I stared at the water in front of me, watching as it peacefully ebbed and flowed, as I remembered my father’s treachery. Swallowing hard, I waved my hand and my memories appeared in front of us like a shimmering movie. Gaia’s eyes snapped as she leaned forward to watch.
I was with my mother that day and it was a beautiful, sunny afternoon. I was standing outside of her sparkling crystal cave while she had been bustling about inside. My father, Mormo, had appeared quietly, his long black duster swirling around him like mist. His face was pale, his hair dark.
“Hi, father,” I greeted him uncertainly. It was unlike him to appear only to me. He had never shown much interest in me at all, he usually only visited my mother. I was an inconvenience to him.
“Hello, child,” he replied solemnly, his pale face expressionless. “I need your help with something. Would you help your father?”
I could remember even now the cold pit that had formed in my belly. I knew that something wasn’t right. But there was a magnetism there- he had drawn me to him and I couldn’t resist. It was the same effect that I now had on others. It was part of the wretched curse.
Against my better judgment, I had taken one shaking step toward him. And that was all it took. Mormo whisked me away to the Underworld where we stood in front of the three Fates and Hades himself.

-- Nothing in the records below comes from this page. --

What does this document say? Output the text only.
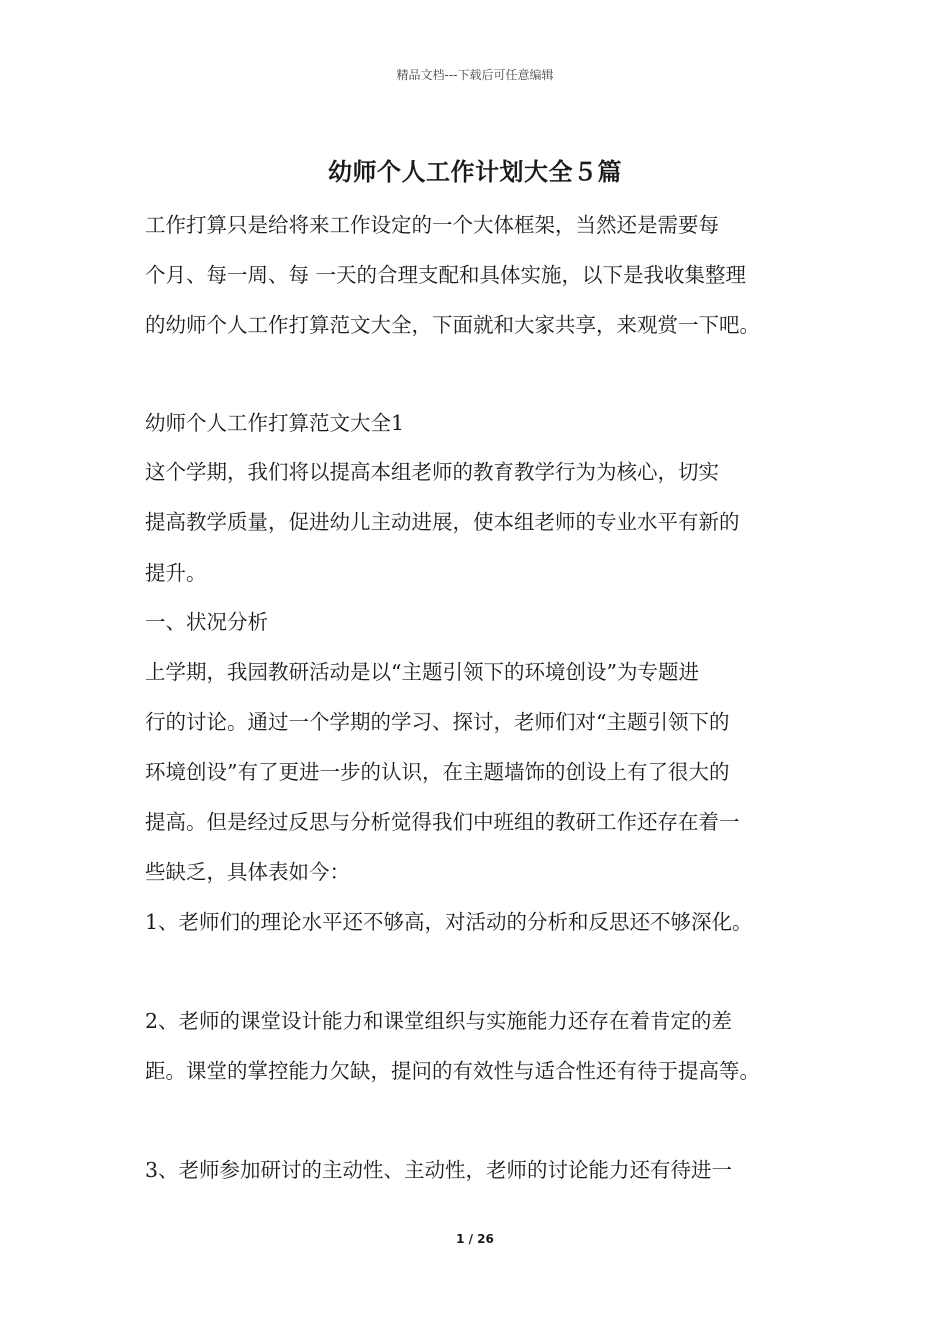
精品文档---下载后可任意编辑
幼师个人工作计划大全５篇
工作打算只是给将来工作设定的一个大体框架，当然还是需要每
个月、每一周、每 一天的合理支配和具体实施，以下是我收集整理
的幼师个人工作打算范文大全，下面就和大家共享，来观赏一下吧。
幼师个人工作打算范文大全1
这个学期，我们将以提高本组老师的教育教学行为为核心，切实
提高教学质量，促进幼儿主动进展，使本组老师的专业水平有新的
提升。
一、状况分析
上学期，我园教研活动是以“主题引领下的环境创设”为专题进
行的讨论。通过一个学期的学习、探讨，老师们对“主题引领下的
环境创设”有了更进一步的认识，在主题墙饰的创设上有了很大的
提高。但是经过反思与分析觉得我们中班组的教研工作还存在着一
些缺乏，具体表如今：
1、老师们的理论水平还不够高，对活动的分析和反思还不够深化。
2、老师的课堂设计能力和课堂组织与实施能力还存在着肯定的差
距。课堂的掌控能力欠缺，提问的有效性与适合性还有待于提高等。
3、老师参加研讨的主动性、主动性，老师的讨论能力还有待进一
1 / 26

“You willingly offer your daughter to me, to stay with me here in the Underworld, in exchange for your freedom?” Hades had asked him, his face slightly incredulous. With his back to a flickering fire, Hades appeared even more handsome than he actually was, which was an impossible feat. He was heart-wrenchingly attractive.
Mormo nodded. “I bring her here to exchange for my own life.”